In this passage Nouwen was perfectly describing what I was going through. And as the Holy Spirit began to woo me, I began to let go of the things that tempted me to stay busy. One of the tools I used was the ancient ‘Jesus Prayer.’ Do you know it? “Lord Jesus Christ, Son of the living God, Have mercy on me a sinner.” This prayer goes back into the early centuries of the Christian church and is still used extensively in monastic life as a centering prayer. I began to learn to pray the prayer in time with my breath and my heart beat-—it began to become part of organic experience of my whole being.

And you know what I had to do, I had to leave the Prayer Book and the Bible behind in my monastic cell—-the little room they would give me when I visited the monastery. I had to leave them behind because they became a temptation to distraction. Out of the Jesus Prayer came a deeper and deeper calling just to sit and listen. I would focus on the crucifix over the altar and repeat the Jesus Prayer. I would wait upon God. I did allow myself to take two things in with me—a pencil and piece of paper. I took those in so that when something came across my mind on which I began to worry or plan or ponder, I would write it down as a way of saying to myself, ‘I’ll get to that later." And I would come back to the Jesus Prayer and waiting upon God.

And you know one of the most interesting side effects of this practice—-it raised in me such an incredible sense of exhaustion. I fought it at first, but after awhile I realized that when I had allowed myself to relax to that extent, then I just had to go take a nap, and so I did. I remember in the early days of this practice that I had to nap a lot. (I am my father’s son!) But gradually, the exhaustion passed. I began to breathe more deeply. I began to experience the world in a whole new way. I became so deeply aware of the beauty of everything around me and a longing to tease out love and joy in everyone and every circumstance—-as if Jesus was there, just hidden in shadows with a big smile and stifling a laugh until . . .

      Wait, that passing light, did it catch something?

            I thought I saw someone moving. . .

                  laughing?.....

                        yes, like someone laughing...

Like someone waiting to spring a joyful surprise and can hardly contain himself.
                  
Yes that’s it. It was that kind of laugh.

I wish I could say that I have lived consistently in that space since that time. The sad news is that I have had some very dark days in my life, and times where I have been consumed with the cares of this world. And I still struggle. But, and this is the truth about contemplative prayer, it is not something you achieve, it is something you practice.

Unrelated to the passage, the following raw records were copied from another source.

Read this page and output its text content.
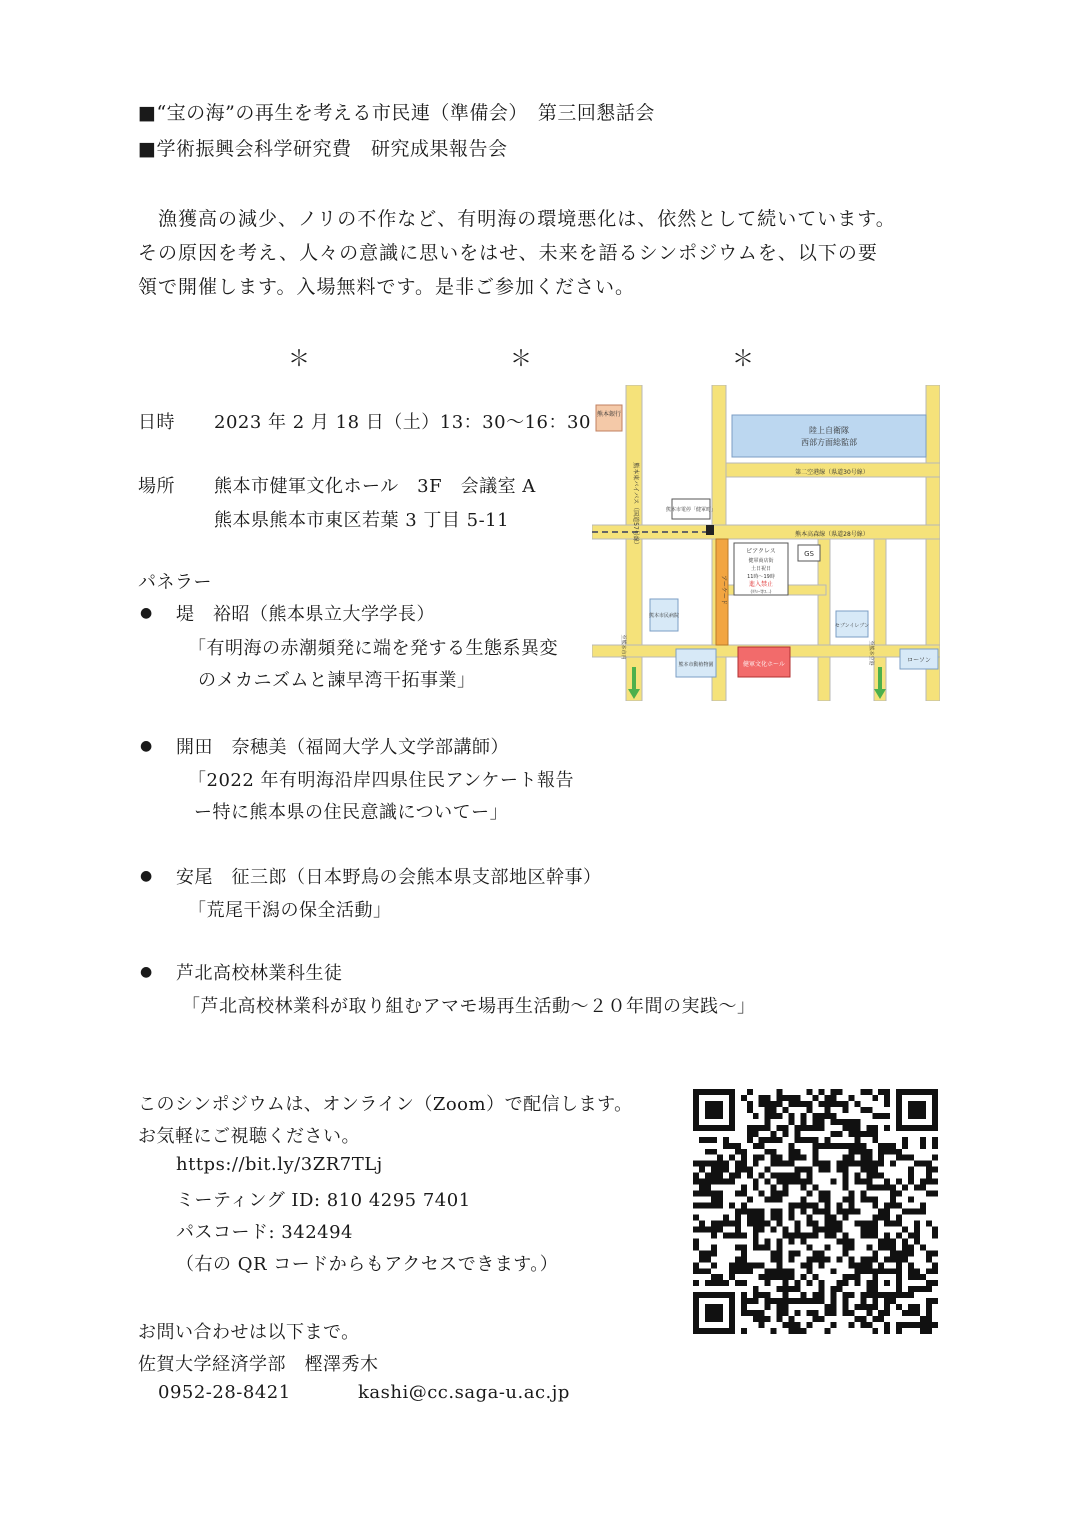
■“宝の海”の再生を考える市民連（準備会）　第三回懇話会
■学術振興会科学研究費　研究成果報告会
漁獲高の減少、ノリの不作など、有明海の環境悪化は、依然として続いています。
その原因を考え、人々の意識に思いをはせ、未来を語るシンポジウムを、以下の要
領で開催します。入場無料です。是非ご参加ください。
＊	＊	＊
日時 2023 年 2 月 18 日（土）13：30〜16：30
場所 熊本市健軍文化ホール　3F　会議室 A
熊本県熊本市東区若葉 3 丁目 5-11
パネラー
● 堤　裕昭（熊本県立大学学長）
「有明海の赤潮頻発に端を発する生態系異変
のメカニズムと諫早湾干拓事業」
● 開田　奈穂美（福岡大学人文学部講師）
「2022 年有明海沿岸四県住民アンケート報告
ー特に熊本県の住民意識についてー」
● 安尾　征三郎（日本野鳥の会熊本県支部地区幹事）
「荒尾干潟の保全活動」
● 芦北高校林業科生徒
「芦北高校林業科が取り組むアマモ場再生活動〜２０年間の実践〜」
このシンポジウムは、オンライン（Zoom）で配信します。
お気軽にご視聴ください。
https://bit.ly/3ZR7TLj
ミーティング ID: 810 4295 7401
パスコード: 342494
（右の QR コードからもアクセスできます。）
お問い合わせは以下まで。
佐賀大学経済学部　樫澤秀木
0952-28-8421	kashi@cc.saga-u.ac.jp
陸上自衛隊
西部方面総監部
熊本銀行
第二空港線（県道30号線）
熊本高森線（県道28号線）
熊本東バイパス（国道57号線）	熊本市電停「健軍町」
ピアクレス
健軍商店街
土日祝日
11時〜19時
進入禁止
(ﾀｸｼｰ等ｽ...)
GS
アーケード
熊本市民病院
セブンイレブン
熊本市動植物園	健軍文化ホール
ローソン
至熊本市内	至熊本空港
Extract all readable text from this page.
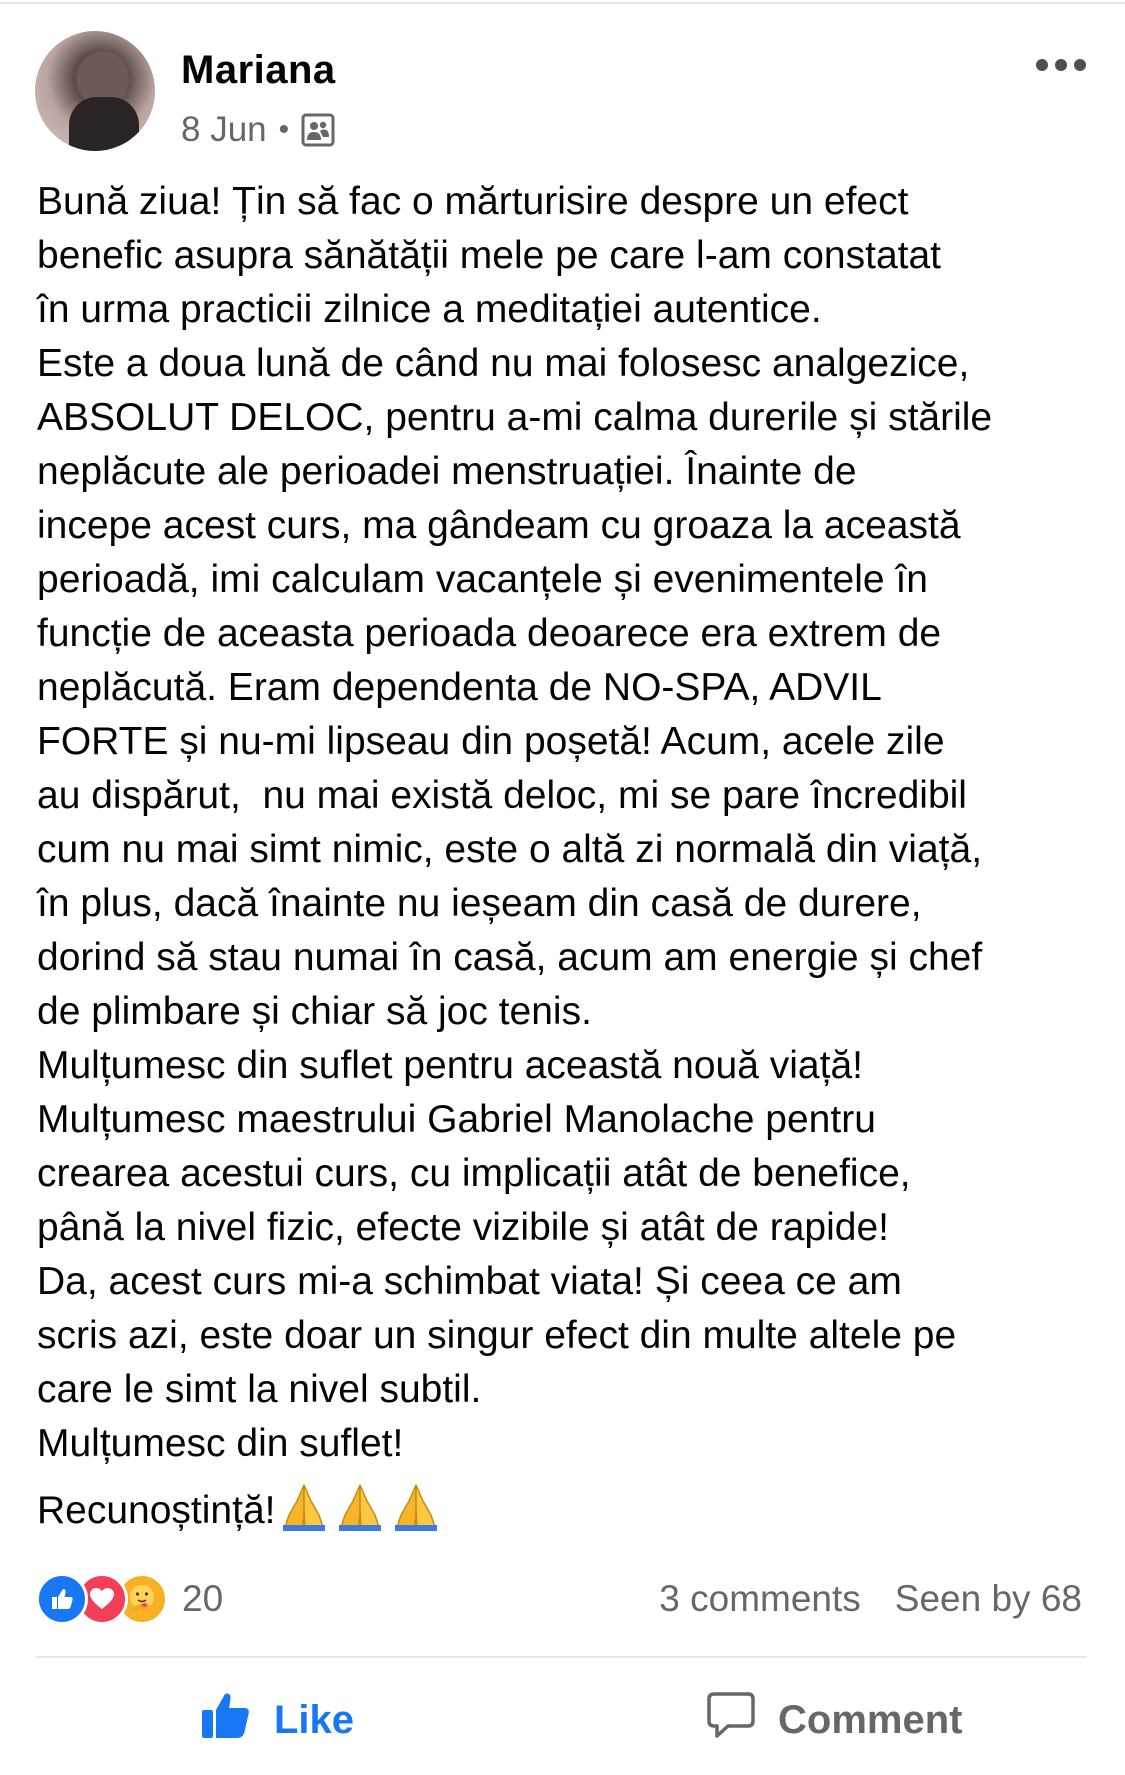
Mariana
8 Jun •
Bună ziua! Țin să fac o mărturisire despre un efect
benefic asupra sănătății mele pe care l-am constatat
în urma practicii zilnice a meditației autentice.
Este a doua lună de când nu mai folosesc analgezice,
ABSOLUT DELOC, pentru a-mi calma durerile și stările
neplăcute ale perioadei menstruației. Înainte de
incepe acest curs, ma gândeam cu groaza la această
perioadă, imi calculam vacanțele și evenimentele în
funcție de aceasta perioada deoarece era extrem de
neplăcută. Eram dependenta de NO-SPA, ADVIL
FORTE și nu-mi lipseau din poșetă! Acum, acele zile
au dispărut,  nu mai există deloc, mi se pare încredibil
cum nu mai simt nimic, este o altă zi normală din viață,
în plus, dacă înainte nu ieșeam din casă de durere,
dorind să stau numai în casă, acum am energie și chef
de plimbare și chiar să joc tenis.
Mulțumesc din suflet pentru această nouă viață!
Mulțumesc maestrului Gabriel Manolache pentru
crearea acestui curs, cu implicații atât de benefice,
până la nivel fizic, efecte vizibile și atât de rapide!
Da, acest curs mi-a schimbat viata! Și ceea ce am
scris azi, este doar un singur efect din multe altele pe
care le simt la nivel subtil.
Mulțumesc din suflet!
Recunoștință!
20	3 comments Seen by 68
Like	Comment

And if this sermon challenges you to explore contemplative prayer, I urge you not to go there without a spiritual director or spiritual friend. Contemplative prayer can be very, very intimidating and scary. But at the very least, take this message to heart this Lent, that though we are tempted throughout this life by so many things that would cause us to spin off center, there is a way to come home, to come to center, and that way is discovered and deepened in prayer……Lord Jesus Christ, Son of the Living God, Have mercy on me a sinner.